Piranesi by Susanna Clarke: A review
I had no idea what I was getting into when I started reading this book. Even a third of the way through, I still wasn't sure. A labyrinthine world of endless halls filled with statues and inhabited by two living humans and thirteen dead bodies? Is this The World or is it a construct of a greater world that exists outside the labyrinth? And if it is only a piece of a greater world, who built it and why? And where is that "greater world"? Our narrator does not know the answers to these questions. He remembers nothing before the labyrinth, not even his own name. The second human in the labyrinth, referred to as the Other, calls him Piranesi, but he does not believe that is his true name.
Piranesi is perfectly happy and content in his labyrinthine House. He sees the House as an entirely good entity that provides him with everything he needs to survive. There is one problem which Piranesi must face in regard to the House: Its lower levels are periodically flooded by tides from the sea. When several tides converge at once, they can be life-threatening. Piranesi studies the tides and charts their courses so that he knows when to expect them. He thinks of himself as a scientist and an explorer who spends his waking hours describing his observations of this world in a meticulous journal. He tells us, "As a scientist and an explorer I have a duty to bear witness to the Splendours of the World. The Beautiful Orderliness of the House is what gives us Life." He records facts about the size, position, and subject of each statue. He searches for patterns in the flight of birds or in the statues' placement. His studies and observations eventually lead him to a kind of revelation:
"The search for the Knowledge has encouraged us to think of the House as if it were a sort of riddle to be unraveled, a text to be interpreted, and that if ever we discover the Knowledge, then it will be as if the Value has been wrested from the House and all that remains will be mere scenery. The sight of the One-Hundred-and Ninety-Second Western Hall in the Moonlight made me see how ridiculous that is. The House is valuable because it is the House. It is enough in and of Itself. It is not the means to an end."

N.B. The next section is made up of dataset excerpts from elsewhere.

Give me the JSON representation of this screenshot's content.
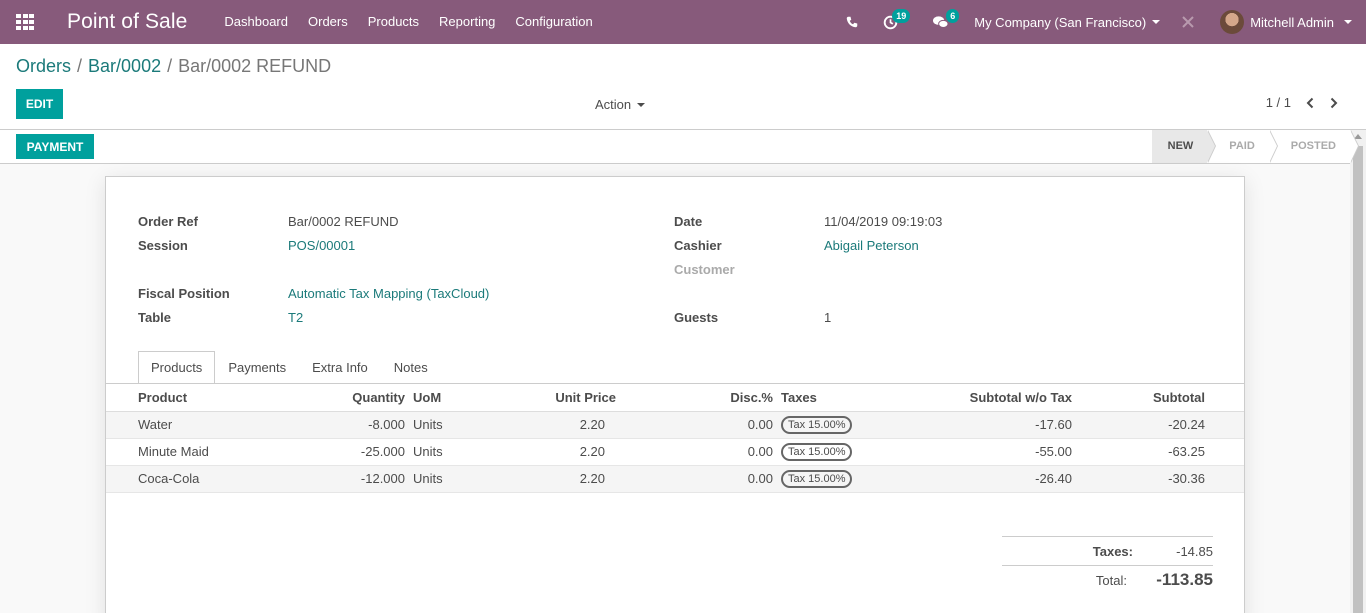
{
  "navbar": {
    "brand": "Point of Sale",
    "menu": [
      "Dashboard",
      "Orders",
      "Products",
      "Reporting",
      "Configuration"
    ],
    "activity_count": "19",
    "messages_count": "6",
    "company": "My Company (San Francisco)",
    "user": "Mitchell Admin"
  },
  "breadcrumb": {
    "root": "Orders",
    "parent": "Bar/0002",
    "current": "Bar/0002 REFUND"
  },
  "control": {
    "edit_label": "EDIT",
    "action_label": "Action",
    "pager": "1 / 1"
  },
  "statusbar": {
    "payment_label": "PAYMENT",
    "stages": [
      "NEW",
      "PAID",
      "POSTED"
    ],
    "active_stage": "NEW"
  },
  "form": {
    "order_ref_label": "Order Ref",
    "order_ref": "Bar/0002 REFUND",
    "session_label": "Session",
    "session": "POS/00001",
    "fiscal_position_label": "Fiscal Position",
    "fiscal_position": "Automatic Tax Mapping (TaxCloud)",
    "table_label": "Table",
    "table": "T2",
    "date_label": "Date",
    "date": "11/04/2019 09:19:03",
    "cashier_label": "Cashier",
    "cashier": "Abigail Peterson",
    "customer_label": "Customer",
    "guests_label": "Guests",
    "guests": "1"
  },
  "tabs": [
    "Products",
    "Payments",
    "Extra Info",
    "Notes"
  ],
  "lines": {
    "headers": {
      "product": "Product",
      "quantity": "Quantity",
      "uom": "UoM",
      "unit_price": "Unit Price",
      "discount": "Disc.%",
      "taxes": "Taxes",
      "subtotal_wo_tax": "Subtotal w/o Tax",
      "subtotal": "Subtotal"
    },
    "rows": [
      {
        "product": "Water",
        "quantity": "-8.000",
        "uom": "Units",
        "unit_price": "2.20",
        "discount": "0.00",
        "tax": "Tax 15.00%",
        "subtotal_wo_tax": "-17.60",
        "subtotal": "-20.24"
      },
      {
        "product": "Minute Maid",
        "quantity": "-25.000",
        "uom": "Units",
        "unit_price": "2.20",
        "discount": "0.00",
        "tax": "Tax 15.00%",
        "subtotal_wo_tax": "-55.00",
        "subtotal": "-63.25"
      },
      {
        "product": "Coca-Cola",
        "quantity": "-12.000",
        "uom": "Units",
        "unit_price": "2.20",
        "discount": "0.00",
        "tax": "Tax 15.00%",
        "subtotal_wo_tax": "-26.40",
        "subtotal": "-30.36"
      }
    ]
  },
  "totals": {
    "taxes_label": "Taxes:",
    "taxes": "-14.85",
    "total_label": "Total:",
    "total": "-113.85"
  },
  "colors": {
    "navbar": "#875a7b",
    "primary": "#00a09d",
    "link": "#1b7a7a"
  }
}
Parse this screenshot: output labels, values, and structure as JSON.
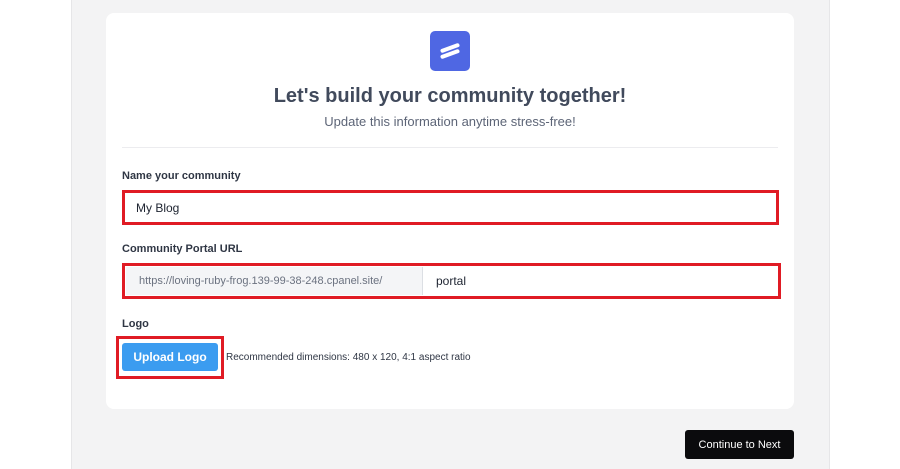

Susanna Clarke conjures this surreal House with hypnotic prose and even though I'm confused, I have to keep reading. This is a suspenseful mystery that one feels compelled to solve. Piranesi is a prisoner and yet he has obviously cheerfully accepted his imprisonment. He accepts the world as he sees it and makes no effort to change it. He meets the Other on regular occasions to report on his findings. He considers the Other his friend. But is he? That is part of the mystery we must solve.
As I progressed through this novel, I began to see parallels between Piranesi's situation and my own. Having spent much of the last nine months being more or less housebound because of the pandemic, I have thought of my own House and Garden as a benevolent place that provides for my needs and helps keep me safe. (Of course, there is a whole unseen army of essential workers out there in the world who are actually providing for my needs and making my life possible: UPS and FedEx delivery people; the U.S. Post Office; grocery store clerks who assemble my food order for me and deliver it to me curbside; restaurants who deliver food when I'm tired of eating my own cooking; a cleaning lady who comes regularly to help keep my house in order and her husband who keeps our yard from becoming an overgrown jungle; daughters who ceaselessly and uncomplainingly run errands for me; I could go on...) I began to suspect that there was more to Piranesi's benevolent House than perhaps he was aware of.
Throughout the book, I kept puzzling over what genre I should assign it to. Post-apocalyptic science fiction? Fantasy? Psychological thriller? I came to the conclusion that it was all of the above. Most of all, it is a novel that perfectly captures the isolation of this moment. Its final resolution makes clear that none of these categories really matters. Piranesi's voice resonates because he speaks from a place that has become familiar to us and that is enough.